Umgekehrt hatte der russische Geheimdienst 1915 und 1916 tatsächlich in der Kaukasusregion Aufstände von armenischen und kurdischen Milizen gegen die Osmanen ermuntert und logistisch geführt, wie zuvor schon seit Jahrzehnten auf dem Balkan eine Geheimorganisation der dortigen christlichen Bevölkerungen. Immer unter dem Motto, dass Russland Schutzmacht aller Christen im Osmanischen Reich sei. In diesem Sinne war der türkische Nationalismus in all seiner mörderischen Ausprägung auch eine Abwehrreaktion auf die Angriffe der anderen Nationalismen. 1916/17 marschierten mit den vorrückenden russischen Truppen auch armenische Freischärler nach Westen und verübten Massaker an muslimischen Bevölkerungen; nach den russischen Revolutionen 1917 und dem Zusammenbruch der russischen Front marschierten dann osmanische Truppen wieder nach Osten, und massakrierten „Christen“.

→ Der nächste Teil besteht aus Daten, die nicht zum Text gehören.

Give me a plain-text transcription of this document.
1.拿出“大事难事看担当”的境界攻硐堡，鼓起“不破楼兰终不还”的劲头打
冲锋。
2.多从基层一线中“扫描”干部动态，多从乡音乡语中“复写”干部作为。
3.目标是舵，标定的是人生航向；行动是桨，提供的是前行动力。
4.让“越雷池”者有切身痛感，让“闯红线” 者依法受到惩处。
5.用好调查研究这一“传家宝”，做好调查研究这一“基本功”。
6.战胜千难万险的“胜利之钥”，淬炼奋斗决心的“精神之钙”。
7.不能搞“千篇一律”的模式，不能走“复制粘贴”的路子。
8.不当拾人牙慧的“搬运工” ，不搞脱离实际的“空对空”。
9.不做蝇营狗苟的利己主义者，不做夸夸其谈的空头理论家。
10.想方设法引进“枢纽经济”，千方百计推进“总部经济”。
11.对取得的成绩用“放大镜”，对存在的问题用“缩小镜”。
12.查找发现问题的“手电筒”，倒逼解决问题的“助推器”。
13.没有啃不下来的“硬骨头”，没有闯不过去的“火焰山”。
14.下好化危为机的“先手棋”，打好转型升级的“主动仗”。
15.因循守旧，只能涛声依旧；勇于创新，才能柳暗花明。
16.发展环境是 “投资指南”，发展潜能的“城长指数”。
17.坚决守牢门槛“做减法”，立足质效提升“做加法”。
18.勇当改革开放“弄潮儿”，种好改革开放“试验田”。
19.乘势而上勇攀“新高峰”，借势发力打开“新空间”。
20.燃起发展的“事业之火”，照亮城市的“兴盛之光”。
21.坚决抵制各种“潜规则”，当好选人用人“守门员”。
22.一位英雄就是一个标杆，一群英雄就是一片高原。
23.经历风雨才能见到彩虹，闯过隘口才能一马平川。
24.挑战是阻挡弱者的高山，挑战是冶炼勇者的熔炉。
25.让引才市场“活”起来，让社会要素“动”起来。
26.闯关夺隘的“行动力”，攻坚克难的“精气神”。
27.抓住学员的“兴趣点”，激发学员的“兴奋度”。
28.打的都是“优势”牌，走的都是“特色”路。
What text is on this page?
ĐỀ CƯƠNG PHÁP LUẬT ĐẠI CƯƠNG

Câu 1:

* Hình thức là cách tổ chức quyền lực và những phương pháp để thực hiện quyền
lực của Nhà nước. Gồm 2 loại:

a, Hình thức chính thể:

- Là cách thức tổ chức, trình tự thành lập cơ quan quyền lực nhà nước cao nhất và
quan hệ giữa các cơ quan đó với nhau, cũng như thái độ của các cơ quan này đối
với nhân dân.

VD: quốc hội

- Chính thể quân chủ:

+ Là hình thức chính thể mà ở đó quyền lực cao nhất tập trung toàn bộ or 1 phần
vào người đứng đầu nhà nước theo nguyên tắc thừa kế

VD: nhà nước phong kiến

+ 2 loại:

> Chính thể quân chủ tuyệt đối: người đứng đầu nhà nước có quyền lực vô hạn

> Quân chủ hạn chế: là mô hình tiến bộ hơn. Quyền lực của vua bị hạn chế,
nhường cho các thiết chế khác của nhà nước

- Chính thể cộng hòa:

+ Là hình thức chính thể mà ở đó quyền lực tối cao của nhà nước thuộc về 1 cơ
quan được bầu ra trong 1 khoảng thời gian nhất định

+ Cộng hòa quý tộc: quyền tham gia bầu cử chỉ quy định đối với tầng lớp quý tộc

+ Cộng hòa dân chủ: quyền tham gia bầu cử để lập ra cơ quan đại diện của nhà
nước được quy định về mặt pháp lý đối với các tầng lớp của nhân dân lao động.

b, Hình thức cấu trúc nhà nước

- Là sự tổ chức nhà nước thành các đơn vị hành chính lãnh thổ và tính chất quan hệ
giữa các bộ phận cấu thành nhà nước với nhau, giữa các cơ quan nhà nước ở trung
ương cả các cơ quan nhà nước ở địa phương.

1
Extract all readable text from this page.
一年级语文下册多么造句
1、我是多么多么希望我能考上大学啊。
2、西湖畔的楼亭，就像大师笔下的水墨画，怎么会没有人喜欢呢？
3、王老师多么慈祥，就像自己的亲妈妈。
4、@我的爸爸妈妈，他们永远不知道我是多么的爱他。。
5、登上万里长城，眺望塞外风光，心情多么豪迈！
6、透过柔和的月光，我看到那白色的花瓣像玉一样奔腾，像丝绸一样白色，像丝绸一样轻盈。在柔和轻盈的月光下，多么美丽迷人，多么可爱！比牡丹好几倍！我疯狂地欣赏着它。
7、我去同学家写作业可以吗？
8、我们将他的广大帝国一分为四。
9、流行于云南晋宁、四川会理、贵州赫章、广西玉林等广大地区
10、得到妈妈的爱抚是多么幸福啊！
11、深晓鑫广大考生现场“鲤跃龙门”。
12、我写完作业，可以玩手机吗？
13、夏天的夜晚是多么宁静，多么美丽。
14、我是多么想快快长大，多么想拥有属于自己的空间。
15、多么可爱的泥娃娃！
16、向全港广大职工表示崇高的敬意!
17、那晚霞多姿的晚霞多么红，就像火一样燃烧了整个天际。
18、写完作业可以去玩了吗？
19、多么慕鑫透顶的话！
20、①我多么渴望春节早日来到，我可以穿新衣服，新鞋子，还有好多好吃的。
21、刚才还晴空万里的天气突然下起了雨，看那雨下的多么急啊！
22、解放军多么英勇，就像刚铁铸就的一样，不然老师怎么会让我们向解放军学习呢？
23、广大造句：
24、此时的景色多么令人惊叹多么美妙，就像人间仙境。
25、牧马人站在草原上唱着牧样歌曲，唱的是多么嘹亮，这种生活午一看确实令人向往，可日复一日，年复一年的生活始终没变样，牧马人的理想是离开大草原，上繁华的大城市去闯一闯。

Der die Türkei betreffende Vertrag im Versailler System war der von Sèvres vom 10. August 1920. Danach sollte ein großer Teil des östlichen Anatoliens zu einem armenischen Staat gehören, ein anderer Teil zu einer kurdischen Autonomie, Ostthrakien und Smyrna sollten griechisch werden, Istanbul und das Gebiet der Meerengen sollten eine „Internationale Zone“ werden. Die arabischen Gebiete waren ohnehin abgetrennt und fielen an Großbritannien und Frankreich als Kolonien beziehungsweise an Saudi-Arabien. Die türkischen Nationalisten, die sich unter Atatürk als Gegenregierung konstituiert hatten, lehnten den Vertrag, den die Regierung des Sultans unterschrieben hatte, ab und organisierten den Widerstand. Russland hatte mit der Revolution die Seiten gewechselt, Lenins Regierung unterstützte Atatürk auch mit Waffen und Ausrüstung. Die türkischen Truppen besiegten die griechische Armee.
Mit dem Vertrag von Lausanne vom 24. Juli 1923 wurden die Vertragsbedingungen neu festgelegt: die griechischen Gebietsgewinne wurden eliminiert, der armenische Staat auf früher osmanischem Gebiet verschwand, ebenso eine kurdische Autonomie, von einer internationalen Zone im Gebiet der Meerengen war keine Rede mehr. Zwischen Griechenland und der Türkei wurde ein „Bevölkerungsaustausch“ vereinbart: etwa 1,25 Millionen Menschen griechisch-orthodoxen Glaubens, die auf dem Gebiet der nunmehrigen Türkei lebten, wurden nach Griechenland ausgewiesen, eine halbe Million muslimische Menschen aus Griechenland wurde in die Türkei umgesiedelt. Seither galt „Bevölkerungsaustausch“ als humanitäre Variante der Lösung ethnischer Probleme.
Der von Atatürk geschaffene türkische Staat wurde nach dem Modell der französischen Republik geformt: es gibt nur den Staat und einander gleichberechtigte Staatsbürger, für die alle dasselbe Gesetz, dieselbe Sprache, dieselbe Schule und derselbe Armeedienst gelten. Kulturelle, sprachliche oder ethnische Minderheiten, etwa die Kurden, sind da nicht vorgesehen. Auch wenn Recep Erdogan und seine AKP ihre Machtpositionen zunächst gegen die kemalistischen Parteien und Kräfte aufgebaut haben, stehen sie doch in der nationalistischen Tradition der Türkei.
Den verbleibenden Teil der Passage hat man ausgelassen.